In a special investigation, AP reported  that the federal Minerals Management Service, responsible for overseeing oil rig safety, failed to adequately respond to AP’s Freedom of Information Act request for copies of the agency’s inspection reports over the past several years. MMS provided reports for only January, February, and April 2010; inspectors were revealed to have spent no more than two hours examining the rig during each visit; and the agency had inexplicably whited out sections of the reports. AP also found that in 2009 MMS awarded Deep Horizon a safety award.
The Obama administration took a week after the explosion to announce an inquiry into the cause. The same day, the Interior Department “point person” assigned to the incident left town on a work trip that included rafting in the Grand Canyon. Meanwhile, Homeland Security was busy denying that the Defense Department was involved in addressing the crisis, then backtracking and claiming that Defense had been there since the day of the explosion.
Michael Barone argues  that the public views the spill as reflecting poorly on the administration’s competence, rather than its ideology.
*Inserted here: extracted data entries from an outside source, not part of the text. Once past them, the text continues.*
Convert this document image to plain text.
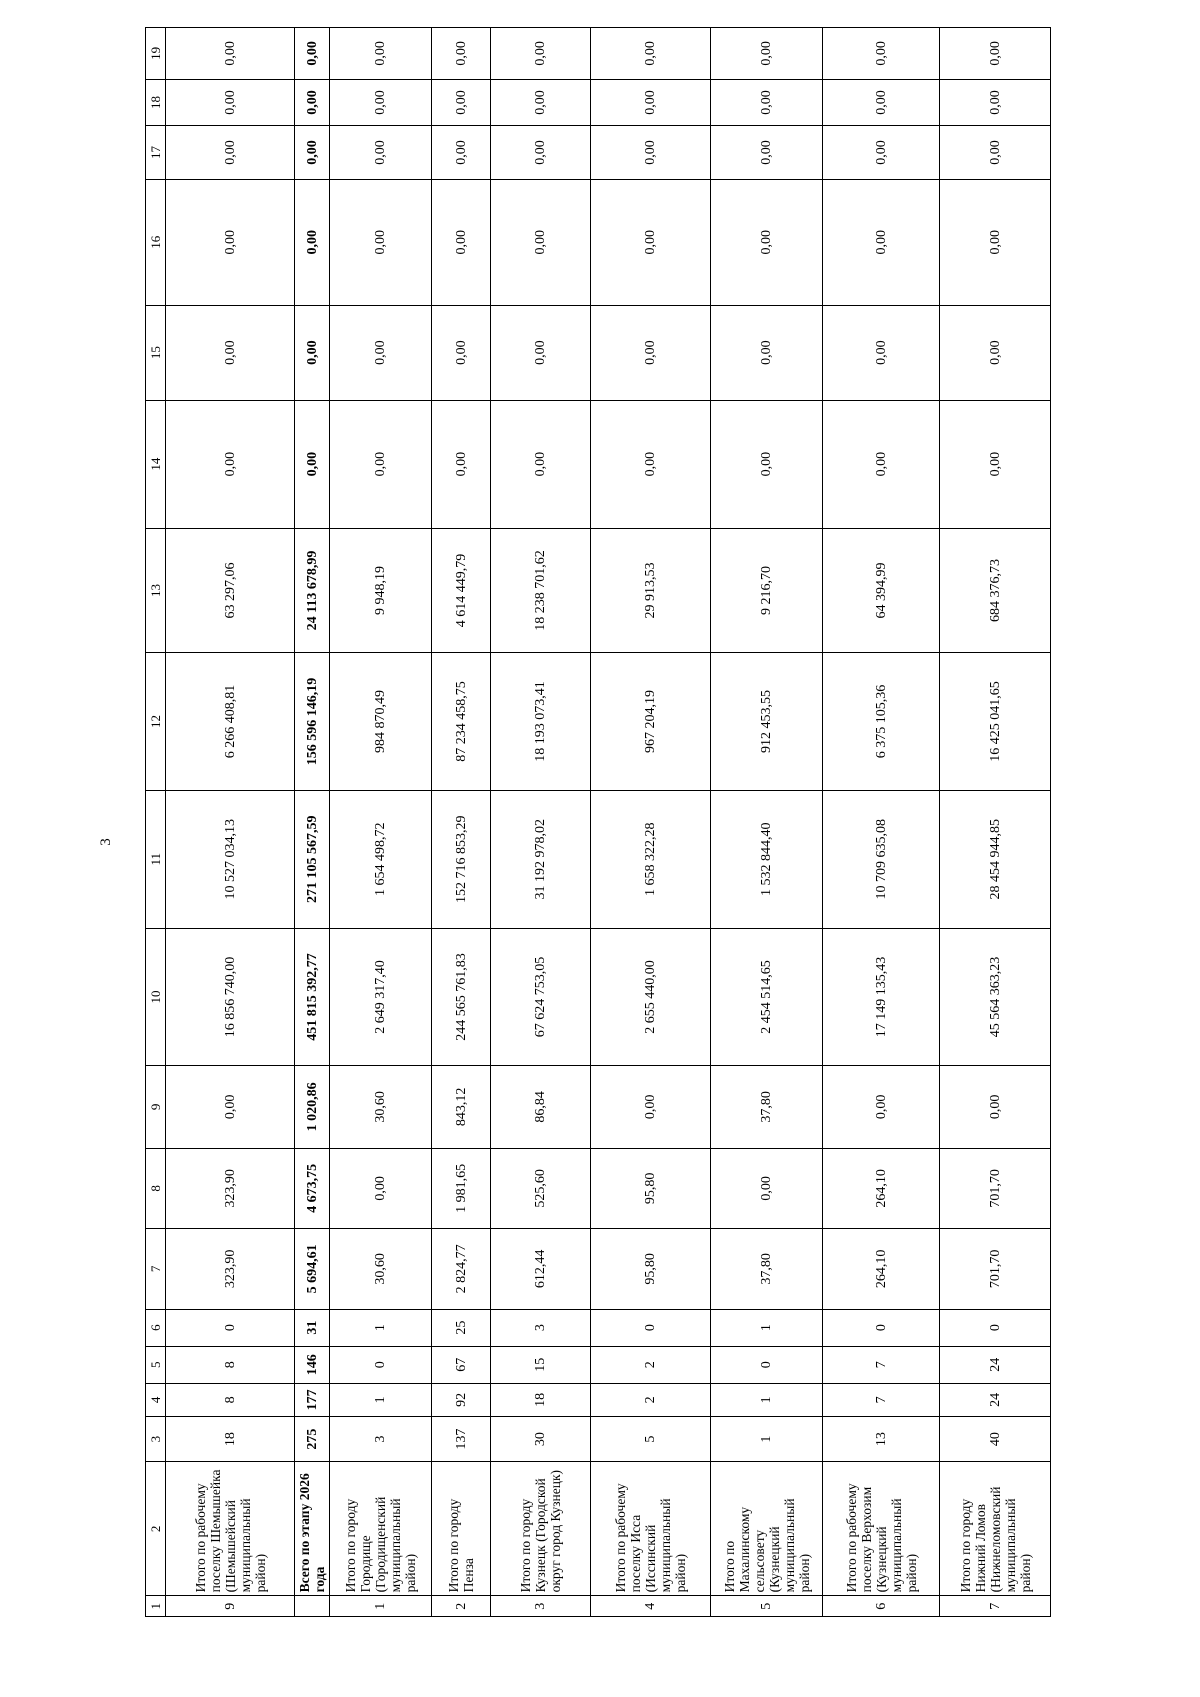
3
1	2	3	4	5	6	7	8	9	10	11	12	13	14	15	16	17	18	19
9	Итого по рабочему поселку Шемышейка (Шемышейский муниципальный район)	18	8	8	0	323,90	323,90	0,00	16 856 740,00	10 527 034,13	6 266 408,81	63 297,06	0,00	0,00	0,00	0,00	0,00	0,00
	Всего по этапу 2026 года	275	177	146	31	5 694,61	4 673,75	1 020,86	451 815 392,77	271 105 567,59	156 596 146,19	24 113 678,99	0,00	0,00	0,00	0,00	0,00	0,00
1	Итого по городу Городище (Городищенский муниципальный район)	3	1	0	1	30,60	0,00	30,60	2 649 317,40	1 654 498,72	984 870,49	9 948,19	0,00	0,00	0,00	0,00	0,00	0,00
2	Итого по городу Пенза	137	92	67	25	2 824,77	1 981,65	843,12	244 565 761,83	152 716 853,29	87 234 458,75	4 614 449,79	0,00	0,00	0,00	0,00	0,00	0,00
3	Итого по городу Кузнецк (Городской округ город Кузнецк)	30	18	15	3	612,44	525,60	86,84	67 624 753,05	31 192 978,02	18 193 073,41	18 238 701,62	0,00	0,00	0,00	0,00	0,00	0,00
4	Итого по рабочему поселку Исса (Иссинский муниципальный район)	5	2	2	0	95,80	95,80	0,00	2 655 440,00	1 658 322,28	967 204,19	29 913,53	0,00	0,00	0,00	0,00	0,00	0,00
5	Итого по Махалинскому сельсовету (Кузнецкий муниципальный район)	1	1	0	1	37,80	0,00	37,80	2 454 514,65	1 532 844,40	912 453,55	9 216,70	0,00	0,00	0,00	0,00	0,00	0,00
6	Итого по рабочему поселку Верхозим (Кузнецкий муниципальный район)	13	7	7	0	264,10	264,10	0,00	17 149 135,43	10 709 635,08	6 375 105,36	64 394,99	0,00	0,00	0,00	0,00	0,00	0,00
7	Итого по городу Нижний Ломов (Нижнеломовский муниципальный район)	40	24	24	0	701,70	701,70	0,00	45 564 363,23	28 454 944,85	16 425 041,65	684 376,73	0,00	0,00	0,00	0,00	0,00	0,00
Peggy Noonan calls  the oil spill a “political disaster” for Obama and labels it an “unforced error” that was “shaped by the president’s political judgment and instincts.”
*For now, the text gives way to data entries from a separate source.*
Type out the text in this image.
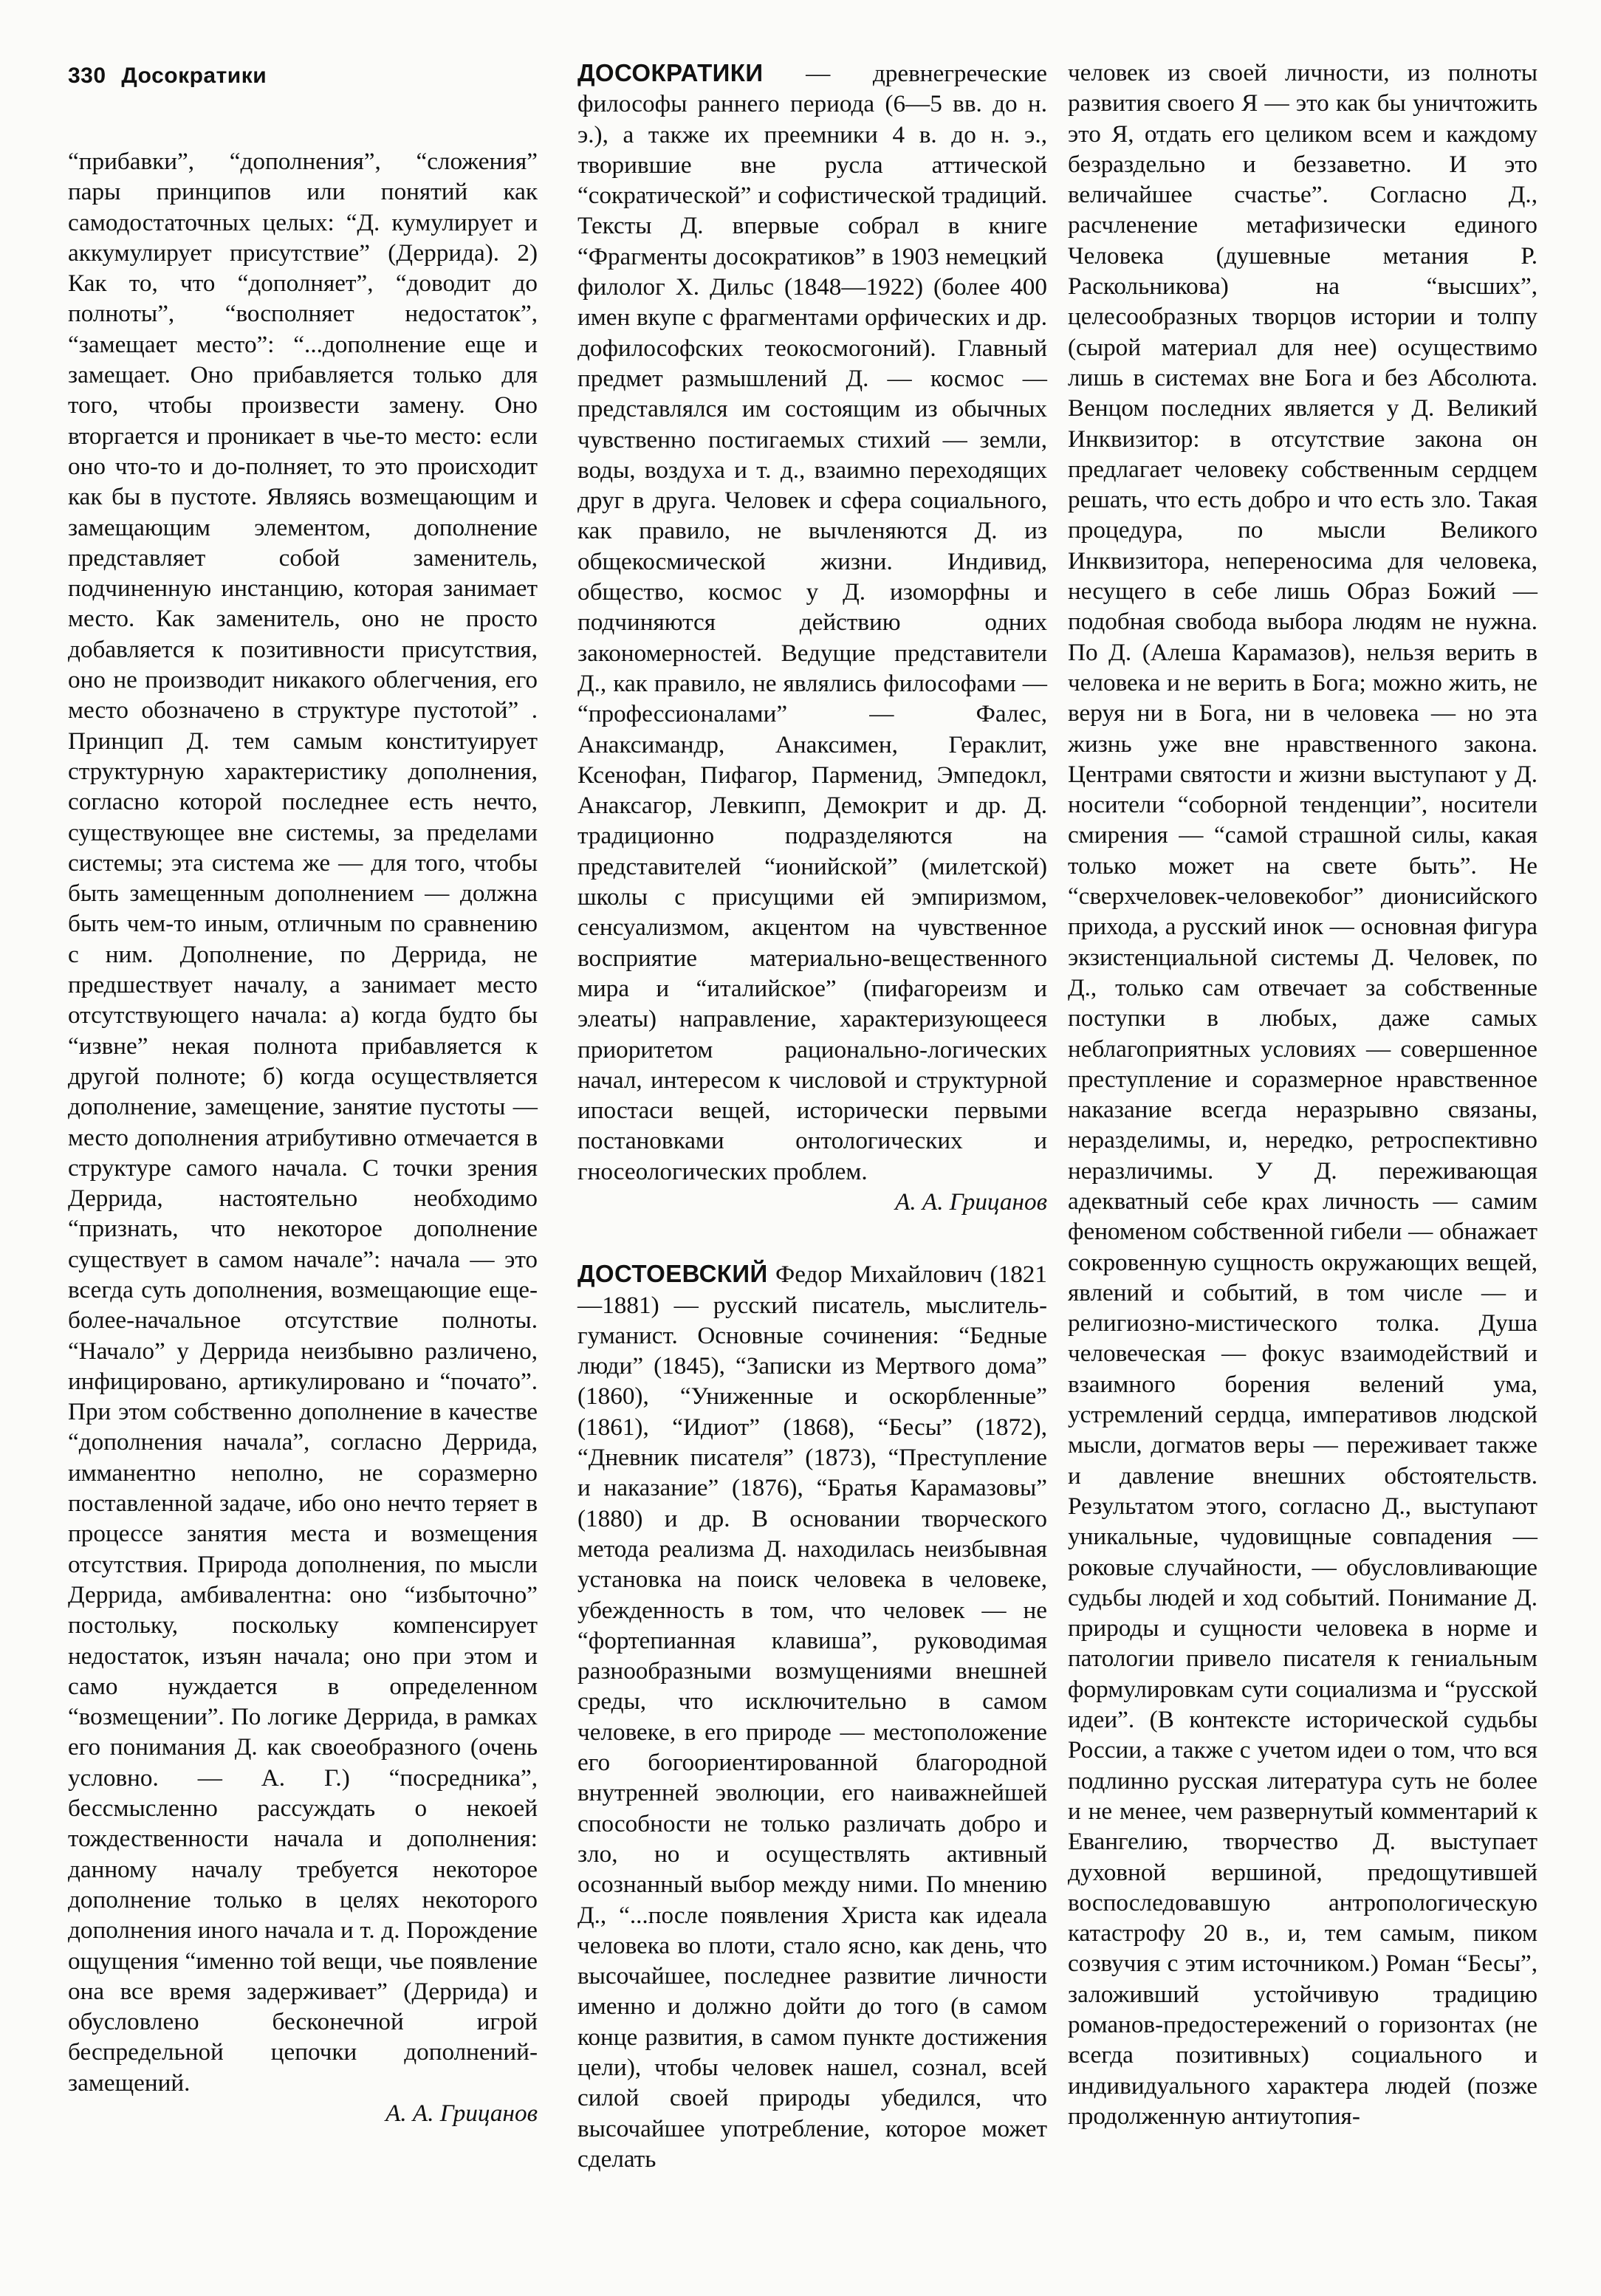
330 Досократики

“прибавки”, “дополнения”, “сложения” пары принципов или понятий как самодостаточных целых: “Д. кумулирует и аккумулирует присутствие” (Деррида). 2) Как то, что “дополняет”, “доводит до полноты”, “восполняет недостаток”, “замещает место”: “...дополнение еще и замещает. Оно прибавляется только для того, чтобы произвести замену. Оно вторгается и проникает в чье-то место: если оно что-то и до-полняет, то это происходит как бы в пустоте. Являясь возмещающим и замещающим элементом, дополнение представляет собой заменитель, подчиненную инстанцию, которая занимает место. Как заменитель, оно не просто добавляется к позитивности присутствия, оно не производит никакого облегчения, его место обозначено в структуре пустотой” . Принцип Д. тем самым конституирует структурную характеристику дополнения, согласно которой последнее есть нечто, существующее вне системы, за пределами системы; эта система же — для того, чтобы быть замещенным дополнением — должна быть чем-то иным, отличным по сравнению с ним. Дополнение, по Деррида, не предшествует началу, а занимает место отсутствующего начала: а) когда будто бы “извне” некая полнота прибавляется к другой полноте; б) когда осуществляется дополнение, замещение, занятие пустоты — место дополнения атрибутивно отмечается в структуре самого начала. С точки зрения Деррида, настоятельно необходимо “признать, что некоторое дополнение существует в самом начале”: начала — это всегда суть дополнения, возмещающие еще-более-начальное отсутствие полноты. “Начало” у Деррида неизбывно различено, инфицировано, артикулировано и “почато”. При этом собственно дополнение в качестве “дополнения начала”, согласно Деррида, имманентно неполно, не соразмерно поставленной задаче, ибо оно нечто теряет в процессе занятия места и возмещения отсутствия. Природа дополнения, по мысли Деррида, амбивалентна: оно “избыточно” постольку, поскольку компенсирует недостаток, изъян начала; оно при этом и само нуждается в определенном “возмещении”. По логике Деррида, в рамках его понимания Д. как своеобразного (очень условно. — А. Г.) “посредника”, бессмысленно рассуждать о некоей тождественности начала и дополнения: данному началу требуется некоторое дополнение только в целях некоторого дополнения иного начала и т. д. Порождение ощущения “именно той вещи, чье появление она все время задерживает” (Деррида) и обусловлено бесконечной игрой беспредельной цепочки дополнений-замещений.

А. А. Грицанов

ДОСОКРАТИКИ — древнегреческие философы раннего периода (6—5 вв. до н. э.), а также их преемники 4 в. до н. э., творившие вне русла аттической “сократической” и софистической традиций. Тексты Д. впервые собрал в книге “Фрагменты досократиков” в 1903 немецкий филолог X. Дильс (1848—1922) (более 400 имен вкупе с фрагментами орфических и др. дофилософских теокосмогоний). Главный предмет размышлений Д. — космос — представлялся им состоящим из обычных чувственно постигаемых стихий — земли, воды, воздуха и т. д., взаимно переходящих друг в друга. Человек и сфера социального, как правило, не вычленяются Д. из общекосмической жизни. Индивид, общество, космос у Д. изоморфны и подчиняются действию одних закономерностей. Ведущие представители Д., как правило, не являлись философами — “профессионалами” — Фалес, Анаксимандр, Анаксимен, Гераклит, Ксенофан, Пифагор, Парменид, Эмпедокл, Анаксагор, Левкипп, Демокрит и др. Д. традиционно подразделяются на представителей “ионийской” (милетской) школы с присущими ей эмпиризмом, сенсуализмом, акцентом на чувственное восприятие материально-вещественного мира и “италийское” (пифагореизм и элеаты) направление, характеризующееся приоритетом рационально-логических начал, интересом к числовой и структурной ипостаси вещей, исторически первыми постановками онтологических и гносеологических проблем.

А. А. Грицанов

ДОСТОЕВСКИЙ Федор Михайлович (1821—1881) — русский писатель, мыслитель-гуманист. Основные сочинения: “Бедные люди” (1845), “Записки из Мертвого дома” (1860), “Униженные и оскорбленные” (1861), “Идиот” (1868), “Бесы” (1872), “Дневник писателя” (1873), “Преступление и наказание” (1876), “Братья Карамазовы” (1880) и др. В основании творческого метода реализма Д. находилась неизбывная установка на поиск человека в человеке, убежденность в том, что человек — не “фортепианная клавиша”, руководимая разнообразными возмущениями внешней среды, что исключительно в самом человеке, в его природе — местоположение его богоориентированной благородной внутренней эволюции, его наиважнейшей способности не только различать добро и зло, но и осуществлять активный осознанный выбор между ними. По мнению Д., “...после появления Христа как идеала человека во плоти, стало ясно, как день, что высочайшее, последнее развитие личности именно и должно дойти до того (в самом конце развития, в самом пункте достижения цели), чтобы человек нашел, сознал, всей силой своей природы убедился, что высочайшее употребление, которое может сделать

человек из своей личности, из полноты развития своего Я — это как бы уничтожить это Я, отдать его целиком всем и каждому безраздельно и беззаветно. И это величайшее счастье”. Согласно Д., расчленение метафизически единого Человека (душевные метания Р. Раскольникова) на “высших”, целесообразных творцов истории и толпу (сырой материал для нее) осуществимо лишь в системах вне Бога и без Абсолюта. Венцом последних является у Д. Великий Инквизитор: в отсутствие закона он предлагает человеку собственным сердцем решать, что есть добро и что есть зло. Такая процедура, по мысли Великого Инквизитора, непереносима для человека, несущего в себе лишь Образ Божий — подобная свобода выбора людям не нужна. По Д. (Алеша Карамазов), нельзя верить в человека и не верить в Бога; можно жить, не веруя ни в Бога, ни в человека — но эта жизнь уже вне нравственного закона. Центрами святости и жизни выступают у Д. носители “соборной тенденции”, носители смирения — “самой страшной силы, какая только может на свете быть”. Не “сверхчеловек-человекобог” дионисийского прихода, а русский инок — основная фигура экзистенциальной системы Д. Человек, по Д., только сам отвечает за собственные поступки в любых, даже самых неблагоприятных условиях — совершенное преступление и соразмерное нравственное наказание всегда неразрывно связаны, неразделимы, и, нередко, ретроспективно неразличимы. У Д. переживающая адекватный себе крах личность — самим феноменом собственной гибели — обнажает сокровенную сущность окружающих вещей, явлений и событий, в том числе — и религиозно-мистического толка. Душа человеческая — фокус взаимодействий и взаимного борения велений ума, устремлений сердца, императивов людской мысли, догматов веры — переживает также и давление внешних обстоятельств. Результатом этого, согласно Д., выступают уникальные, чудовищные совпадения — роковые случайности, — обусловливающие судьбы людей и ход событий. Понимание Д. природы и сущности человека в норме и патологии привело писателя к гениальным формулировкам сути социализма и “русской идеи”. (В контексте исторической судьбы России, а также с учетом идеи о том, что вся подлинно русская литература суть не более и не менее, чем развернутый комментарий к Евангелию, творчество Д. выступает духовной вершиной, предощутившей воспоследовавшую антропологическую катастрофу 20 в., и, тем самым, пиком созвучия с этим источником.) Роман “Бесы”, заложивший устойчивую традицию романов-предостережений о горизонтах (не всегда позитивных) социального и индивидуального характера людей (позже продолженную антиутопия-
A good part of Obama’s judgment and instincts relate to his environmentalist ideology, which places the needs of caribou, fussy Democratic Senators with pristine oceanfront views, and other lowly creatures over those of everyday Americans.
As Charles Krauthammer asks , “Why were we drilling in 5,000 feet of water in the first place?” His answer: “Environmental chic has driven us out there… [W]e go deep (1,000 feet and more) and ultra deep (5,000 feet and more), in part because environmentalists have succeeded in rendering the Pacific and nearly all the Atlantic coast off-limits to oil production… [I]n the safest of all places, on land, we’ve had a 30-year ban on drilling in the Arctic National Wildlife Refuge.”
After the spill, while BP was spraying the dispersant Corexit to prevent oil from spreading, the Environmental Protection Agency butted in and told BP it had 24 hours to replace Corexit with another, less toxic dispersant from a list of EPA-approved dispersants, or else provide documentation on why the other dispersants on the list didn’t meet BP’s requirements. BP responded by tactfully noting that none of the dispersants on the EPA’s list met the toxicity and effectiveness criteria the EPA expected BP to live up to, and concluded that it would continue to use Corexit, the dispersant most readily available to it.
Obama flew gaggles of lawyers, EPA officials, and environmentalists to Florida in the weeks following the Gulf tragedy, which shows where his priorities lay: not in rapidly and effectively solving the crisis, but in preventing federal liability claims, ensuring compliance with executive rulings upholding green dogma, and using the event as a PR opportunity to ban future drilling. As Noonan writes, “When your most creative thoughts in the middle of a disaster revolve around protecting your position, you are summoning trouble.”
Although the leakage of radioactive gases at the Three Mile Island nuclear power plant in Pennsylvania in 1979 yielded no casualties or even detrimental health effects, the accident helped pave the way for a moratorium on building new plants in the United States for the next 30 years. This, despite the fact that “eco-friendly” countries like France, Sweden, and Switzerland all get more than twice as high a percentage of their power from nuclear sources as the U.S.—80% in France’s case.
The Gulf oil spill isn’t Obama’s Katrina—it’s more like his Three Mile Island: a rare but inevitable accident, an unavoidable byproduct of an essential method of power production, and an incident used by a far-left administration to phase out an entire category of energy production in the hopes of scaling back industrial civilization as we know it.